The heightened risk of developing open-angle glaucoma (OAG) in myopic eyes may stem from the mechanical stress caused by eye elongation, which also contributes to optic nerve head deformation and presents as disc tilt, rotation and β-zone parapapillary atrophy. A new study recently explored the impact of optic disc rotation—specifically, its relationship to visual field (VF) defects in myopic eyes with OAG. Its findings, recently published in Graefe's Archive for Clinical and Experimental Ophthalmology, revealed that eyes with inferior optic disc rotation had faster VF progression in the superior peripheral region, while those with superior optic disc rotation experienced more rapid decline in the inferior peripheral region.
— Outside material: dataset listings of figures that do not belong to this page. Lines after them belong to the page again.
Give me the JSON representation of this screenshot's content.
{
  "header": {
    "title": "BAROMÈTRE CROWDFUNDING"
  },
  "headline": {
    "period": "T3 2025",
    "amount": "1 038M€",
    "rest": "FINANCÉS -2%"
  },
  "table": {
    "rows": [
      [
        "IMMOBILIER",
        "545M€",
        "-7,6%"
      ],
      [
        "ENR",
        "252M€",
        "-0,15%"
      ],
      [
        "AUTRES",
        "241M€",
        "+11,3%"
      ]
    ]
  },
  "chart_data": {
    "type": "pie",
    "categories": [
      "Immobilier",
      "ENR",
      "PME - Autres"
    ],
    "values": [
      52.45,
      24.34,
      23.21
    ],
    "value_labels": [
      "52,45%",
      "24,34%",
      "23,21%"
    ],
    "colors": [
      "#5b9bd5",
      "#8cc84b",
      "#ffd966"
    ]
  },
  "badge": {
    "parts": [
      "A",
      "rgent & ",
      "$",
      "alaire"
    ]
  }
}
In this study on patients with myopic open-angle glaucoma, cases of inferior disc rotation had the most considerable progression in the superior peripheral region and vice-versa. Photo: Tu P-N et al. Graefes Arch Clin Exp Ophthalmol. Dec. 27, 2024. Click image to enlarge.

The researchers enlisted 53 myopic patients diagnosed with open-angle glaucoma. Thirty-two patients (60.4%) were male and the average age was 46.9 ±9.4 years. Over a three-year follow-up period, detailed ophthalmic examinations were performed including visual acuity and intraocular pressure measurements and eye imaging studies to assess optic disc rotation. The team performed statistical analyses of the data and reported the following findings:

• 69.8% of the studied eyes displayed inferior optic disc rotation

• 77.4% showed corresponding optic disc rotation and visual field defect.

• a greater proportion of eyes (81.1%) in the inferior rotation group had initial superior hemifeld VF defect

• the superior rotation group had a greater percentage of eyes (68.8%) with initial inferior hemifeld VF defect as well as significantly faster VF progression in the inferior peripheral region

The most notable correlation was between inferior optic disc rotation and more rapid visual field deterioration in the superior peripheral field, the researchers pointed out in their study. They offered one possible explanation: “The inferiorly rotated optic discs may indicate greater tensile stress at the inferior peripapillary scleral region,” they explained. “The vertically asymmetric mechanical stress on the lamina cribrosa and the stretching of the axonal fibers might weaken [both structures], which could lead to glaucomatous damage and corresponding superior VF defect.” Conversely, the authors noted that since “the superior optic nerve heads bear less burden in the inferiorly rotated optic discs, the superior lamina cribrosa and axonal fibers may not be affected by glaucomatous damage.”

Larger studies are still needed to confirm these observations. It’s also important to note, the researchers disclose in their paper, that all eyes included in this study had mild to moderate glaucoma; therefore, it remains unclear whether these findings extend to individuals suffering from severe glaucoma.

Nonetheless, the study authors conclude that their findings suggest “the clinical evaluation of the direction of optic disc rotation and optic disc rotation-VF defect correspondence may help clinicians manage patients with myopic OAG.”